Soft Shoreline Engineering Case Studies
Lake Muskoday - Site #23
Belle Isle, Michigan
Project Goals and Objectives: Using soft engineering practices, control erosion along an eroded section of Lake Muskoday along an island road and enhance shoreline habitat
Project Description: Belle Isle is a 397-hecatre (980-acre) island park located in the Detroit River. Belle Isle has 8 million annual visitors and is the largest island park in the United States. Lake Muskoday is located on the northeastern end of Belle Isle, within 6.1 meters (20 feet) of a road. The closeness of the road combined with the high degree of erosion, present a unique engineering situation.

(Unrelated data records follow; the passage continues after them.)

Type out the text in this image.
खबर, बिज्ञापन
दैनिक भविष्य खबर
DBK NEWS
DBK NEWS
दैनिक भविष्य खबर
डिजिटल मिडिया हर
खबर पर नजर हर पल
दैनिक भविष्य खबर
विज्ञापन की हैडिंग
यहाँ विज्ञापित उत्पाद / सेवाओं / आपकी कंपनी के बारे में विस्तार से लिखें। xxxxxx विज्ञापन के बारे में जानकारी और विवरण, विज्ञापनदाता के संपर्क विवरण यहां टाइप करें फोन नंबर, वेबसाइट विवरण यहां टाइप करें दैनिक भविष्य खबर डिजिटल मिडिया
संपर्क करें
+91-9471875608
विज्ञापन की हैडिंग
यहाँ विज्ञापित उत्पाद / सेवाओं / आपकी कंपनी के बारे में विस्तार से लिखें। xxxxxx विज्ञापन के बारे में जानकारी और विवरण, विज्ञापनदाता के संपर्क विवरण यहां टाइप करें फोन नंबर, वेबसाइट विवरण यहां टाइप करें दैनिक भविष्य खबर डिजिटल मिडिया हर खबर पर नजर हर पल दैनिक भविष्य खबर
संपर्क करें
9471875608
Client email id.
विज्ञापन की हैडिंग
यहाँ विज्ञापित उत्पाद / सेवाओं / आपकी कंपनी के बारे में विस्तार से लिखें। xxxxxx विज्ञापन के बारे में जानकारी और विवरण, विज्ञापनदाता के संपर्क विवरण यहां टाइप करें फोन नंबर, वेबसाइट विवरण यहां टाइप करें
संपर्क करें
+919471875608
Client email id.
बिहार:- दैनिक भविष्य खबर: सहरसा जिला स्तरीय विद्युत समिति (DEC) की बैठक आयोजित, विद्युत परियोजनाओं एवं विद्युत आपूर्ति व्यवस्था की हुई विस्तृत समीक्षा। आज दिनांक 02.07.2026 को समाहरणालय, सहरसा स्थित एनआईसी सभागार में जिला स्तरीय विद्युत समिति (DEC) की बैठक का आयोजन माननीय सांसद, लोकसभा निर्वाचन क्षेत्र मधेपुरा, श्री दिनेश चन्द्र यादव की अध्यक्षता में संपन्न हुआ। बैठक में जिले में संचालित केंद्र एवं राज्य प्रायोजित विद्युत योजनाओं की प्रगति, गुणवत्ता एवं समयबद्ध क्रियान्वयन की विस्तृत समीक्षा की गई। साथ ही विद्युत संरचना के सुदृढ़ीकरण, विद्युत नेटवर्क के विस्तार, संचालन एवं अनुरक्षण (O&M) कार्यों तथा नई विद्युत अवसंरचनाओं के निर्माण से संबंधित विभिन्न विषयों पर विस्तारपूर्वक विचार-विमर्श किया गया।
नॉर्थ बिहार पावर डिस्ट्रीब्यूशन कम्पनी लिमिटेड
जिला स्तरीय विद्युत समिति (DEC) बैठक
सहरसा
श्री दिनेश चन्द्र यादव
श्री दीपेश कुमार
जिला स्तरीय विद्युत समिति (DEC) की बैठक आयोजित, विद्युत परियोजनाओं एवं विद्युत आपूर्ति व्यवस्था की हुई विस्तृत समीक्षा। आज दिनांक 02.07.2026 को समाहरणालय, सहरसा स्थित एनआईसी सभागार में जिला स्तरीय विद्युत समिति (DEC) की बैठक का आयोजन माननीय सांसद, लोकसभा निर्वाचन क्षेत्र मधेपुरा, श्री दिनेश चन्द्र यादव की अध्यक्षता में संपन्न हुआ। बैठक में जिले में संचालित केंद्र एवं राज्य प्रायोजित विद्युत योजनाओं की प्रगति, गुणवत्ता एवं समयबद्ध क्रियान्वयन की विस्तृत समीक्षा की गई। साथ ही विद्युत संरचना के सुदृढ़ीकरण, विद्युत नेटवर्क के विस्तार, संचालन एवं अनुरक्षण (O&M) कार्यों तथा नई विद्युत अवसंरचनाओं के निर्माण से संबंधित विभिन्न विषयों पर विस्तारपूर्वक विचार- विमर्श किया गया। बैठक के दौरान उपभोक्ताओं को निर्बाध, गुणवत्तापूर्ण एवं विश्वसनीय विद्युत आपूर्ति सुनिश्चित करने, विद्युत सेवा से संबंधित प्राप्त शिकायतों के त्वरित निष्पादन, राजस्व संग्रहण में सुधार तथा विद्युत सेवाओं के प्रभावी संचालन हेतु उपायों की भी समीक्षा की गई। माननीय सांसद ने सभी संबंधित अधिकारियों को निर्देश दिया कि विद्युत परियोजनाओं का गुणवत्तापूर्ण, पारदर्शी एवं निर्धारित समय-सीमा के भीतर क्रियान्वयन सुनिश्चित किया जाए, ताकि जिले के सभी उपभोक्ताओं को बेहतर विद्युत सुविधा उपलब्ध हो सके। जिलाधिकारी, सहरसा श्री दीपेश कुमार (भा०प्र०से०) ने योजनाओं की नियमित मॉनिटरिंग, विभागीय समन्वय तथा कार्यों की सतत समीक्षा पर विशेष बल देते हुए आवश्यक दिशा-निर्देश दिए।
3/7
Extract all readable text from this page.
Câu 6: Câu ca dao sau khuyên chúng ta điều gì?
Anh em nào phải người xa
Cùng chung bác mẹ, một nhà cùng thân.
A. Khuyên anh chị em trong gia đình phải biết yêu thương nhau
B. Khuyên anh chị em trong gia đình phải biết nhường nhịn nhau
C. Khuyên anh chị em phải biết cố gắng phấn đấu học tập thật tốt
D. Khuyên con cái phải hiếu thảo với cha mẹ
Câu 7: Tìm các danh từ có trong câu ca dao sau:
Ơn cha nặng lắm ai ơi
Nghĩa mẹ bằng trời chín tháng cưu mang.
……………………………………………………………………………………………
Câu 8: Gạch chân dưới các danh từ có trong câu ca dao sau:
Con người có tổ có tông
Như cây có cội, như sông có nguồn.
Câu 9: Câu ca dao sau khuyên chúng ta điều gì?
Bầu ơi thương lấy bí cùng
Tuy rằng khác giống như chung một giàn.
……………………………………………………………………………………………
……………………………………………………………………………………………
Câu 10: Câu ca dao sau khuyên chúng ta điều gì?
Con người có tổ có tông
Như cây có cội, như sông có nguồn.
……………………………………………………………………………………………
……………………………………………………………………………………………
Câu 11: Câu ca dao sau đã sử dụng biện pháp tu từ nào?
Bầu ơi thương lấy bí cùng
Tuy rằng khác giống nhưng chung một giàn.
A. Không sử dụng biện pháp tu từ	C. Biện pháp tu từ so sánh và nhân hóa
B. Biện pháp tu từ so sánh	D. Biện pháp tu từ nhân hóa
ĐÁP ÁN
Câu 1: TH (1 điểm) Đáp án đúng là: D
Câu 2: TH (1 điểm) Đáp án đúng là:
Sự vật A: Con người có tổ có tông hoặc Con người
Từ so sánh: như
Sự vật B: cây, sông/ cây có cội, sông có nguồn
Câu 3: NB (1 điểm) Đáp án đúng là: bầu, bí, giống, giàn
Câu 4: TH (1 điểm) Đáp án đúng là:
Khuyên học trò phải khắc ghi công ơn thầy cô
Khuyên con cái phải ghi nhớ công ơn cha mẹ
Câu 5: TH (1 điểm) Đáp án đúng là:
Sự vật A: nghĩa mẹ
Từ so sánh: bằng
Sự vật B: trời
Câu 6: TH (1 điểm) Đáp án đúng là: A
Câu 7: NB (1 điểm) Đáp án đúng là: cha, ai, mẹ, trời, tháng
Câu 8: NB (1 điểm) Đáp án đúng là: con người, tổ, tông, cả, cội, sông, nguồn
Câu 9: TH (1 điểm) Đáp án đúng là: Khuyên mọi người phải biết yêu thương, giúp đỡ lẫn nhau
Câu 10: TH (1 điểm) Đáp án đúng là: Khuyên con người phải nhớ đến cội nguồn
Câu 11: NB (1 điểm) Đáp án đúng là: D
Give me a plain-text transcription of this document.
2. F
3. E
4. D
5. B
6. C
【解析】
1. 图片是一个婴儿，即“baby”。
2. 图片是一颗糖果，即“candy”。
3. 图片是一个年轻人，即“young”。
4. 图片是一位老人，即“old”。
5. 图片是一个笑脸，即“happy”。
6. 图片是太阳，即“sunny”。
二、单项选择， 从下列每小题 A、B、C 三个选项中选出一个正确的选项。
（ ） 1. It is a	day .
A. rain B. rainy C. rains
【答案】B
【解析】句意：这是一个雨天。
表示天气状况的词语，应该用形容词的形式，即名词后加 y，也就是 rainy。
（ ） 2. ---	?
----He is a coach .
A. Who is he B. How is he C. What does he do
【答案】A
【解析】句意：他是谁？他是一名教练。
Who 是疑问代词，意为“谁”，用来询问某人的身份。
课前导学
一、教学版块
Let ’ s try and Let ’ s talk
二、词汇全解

The purpose of this project was to demonstrate innovative soil erosion and sediment control practices using soft engineering techniques along an eroded section of Lake Muskoday.
The Natural Resources Conservation Service's Soil Bioengineering Team provided the technical support for design of the shoreline, including the selection of soft engineering practices. Design work occurred in fall 2000. Installation occurred in spring 2001. Project benefits included shoreline protection and stabilization, erosion control, demonstration of nonpoint source pollution control practices, habitat enhancement, community involvement; and cost savings.
Cost: This project was funded by a $20,000 Soil Erosion and Sediment Control grant from the Great Lakes Basin Program administered by the Great Lakes Commission. $10,000 of in-kind support was provided by other partners.
Partners: Detroit Recreation Department, Greater Detroit American Heritage River Initiative, Detroit Wayne County Port Authority, Michigan Sea Grant, U.S. Department of Agriculture - Natural Resources Conservation Service, Sankore Marine Immersion Academy, and Friends of the Detroit River.
Ecological Effectiveness: A number of different techniques were used to stabilize the shoreline including fascines, brush mattress and a vegetated geogrid. Species used included sandbar willow and redtwig dogwoods. The following summer (2002) was particularly dry and limited the survival of vegetation in the brush mattress. The vegetated geogrid was installed at the steepest section of the shoreline, and it performed well. This was critical to protect a gas line that was located within seven feet of the shore. The following season, additional shrubs, including drummond’s dogwood and elderberry, were planted and continue to grow and mature along the shoreline. Although the site has received no maintenance in the intervening years, there are no longer problems with erosion and the steep bank has been successfully stabilized. No post-project monitoring was performed to evaluate ecological effectiveness.